Pour un État moins efficace
Les agents de l’État ont donc deux mensonges à faire accroire. D’abord, ils doivent nous convaincre que l’État bénéficie à tout le monde, ensuite que leur occupation est justifiée par le service qu’ils rendent.
Or non seulement l’État a pour seul but le profit de ses agents, et c’est fortuitement que nous bénéficions de l’un ou l’autre de ses services, mais le moyen vers ce but n’est nullement la satisfaction du public. Car contrairement aux entrepreneurs, les agents de l’État disposent bien d’une «onde», qui écarte les concurrents, force les investisseurs à investir, et les clients à payer n’importe quel prix pour une non-prestation. En effet, seuls les agents de l’État possèdent le pouvoir de contraindre. L’armée, la police, la justice, les douanes, le fisc, la régulation financière, le contrôle du travail et de la consommation, le contrôle de la concurrence, la censure… c’est eux. Et cette minorité fait preuve d’une efficacité redoutable pour pérenniser les avantages qu’elle extorque à la majorité.

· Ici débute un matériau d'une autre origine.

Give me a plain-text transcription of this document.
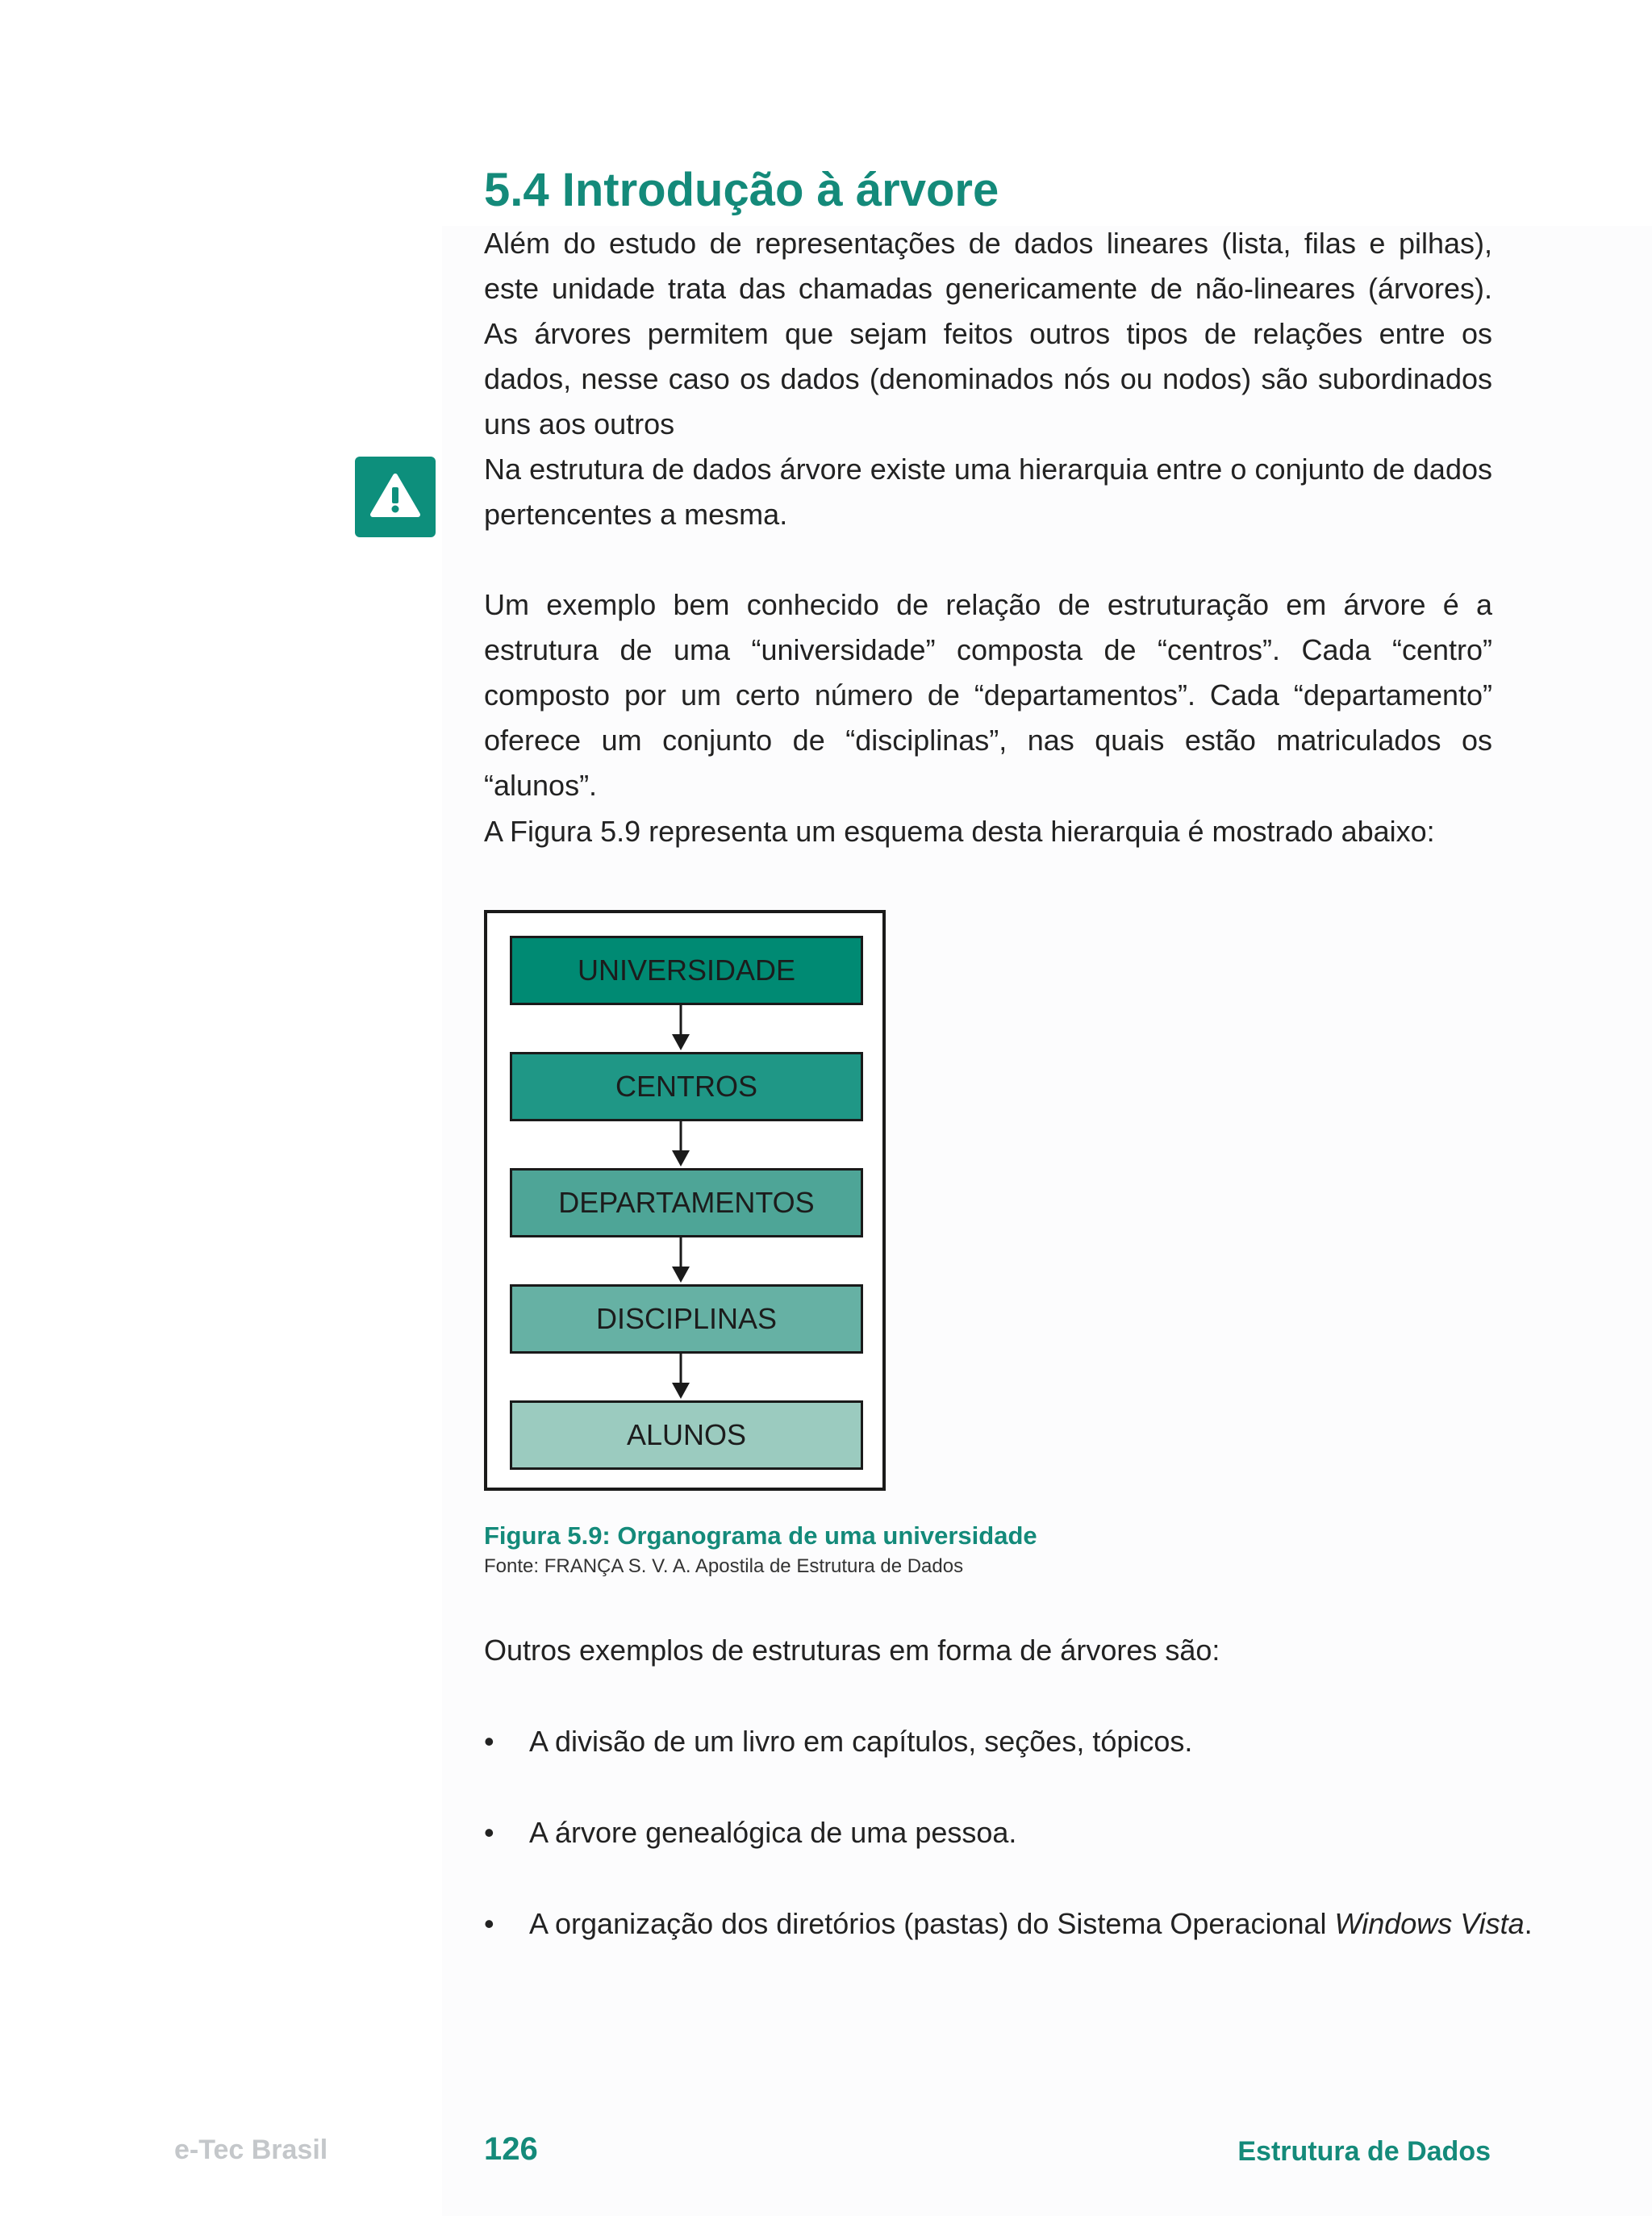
5.4 Introdução à árvore

Além do estudo de representações de dados lineares (lista, filas e pilhas), este unidade trata das chamadas genericamente de não-lineares (árvores). As árvores permitem que sejam feitos outros tipos de relações entre os dados, nesse caso os dados (denominados nós ou nodos) são subordinados uns aos outros

Na estrutura de dados árvore existe uma hierarquia entre o conjunto de dados pertencentes a mesma.

Um exemplo bem conhecido de relação de estruturação em árvore é a estrutura de uma “universidade” composta de “centros”. Cada “centro” composto por um certo número de “departamentos”. Cada “departamento” oferece um conjunto de “disciplinas”, nas quais estão matriculados os “alunos”.

A Figura 5.9 representa um esquema desta hierarquia é mostrado abaixo:

UNIVERSIDADE
CENTROS
DEPARTAMENTOS
DISCIPLINAS
ALUNOS
Figura 5.9: Organograma de uma universidade
Fonte: FRANÇA S. V. A. Apostila de Estrutura de Dados

Outros exemplos de estruturas em forma de árvores são:

•	A divisão de um livro em capítulos, seções, tópicos.
•	A árvore genealógica de uma pessoa.
•	A organização dos diretórios (pastas) do Sistema Operacional Windows Vista.
e-Tec Brasil	126	Estrutura de Dados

Ne disons jamais que l’État ne remplit pas son rôle et qu’il est inefficient. Souhaitons seulement qu’il le soit moins. Certains de ses agents se plaignent de n’être pas assez payés, assez protégés, assez privilégiés, comme les actionnaires que la bourse n’est pas assez haute. Mais l’actionnaire ne peut pas envoyer des hommes en bleu saisir chez moi l’argent que je ne veux pas lui donner. C’est toute la différence entre une société de liberté et celle soumise à la violence hypocrite et implacable des agents de l’État.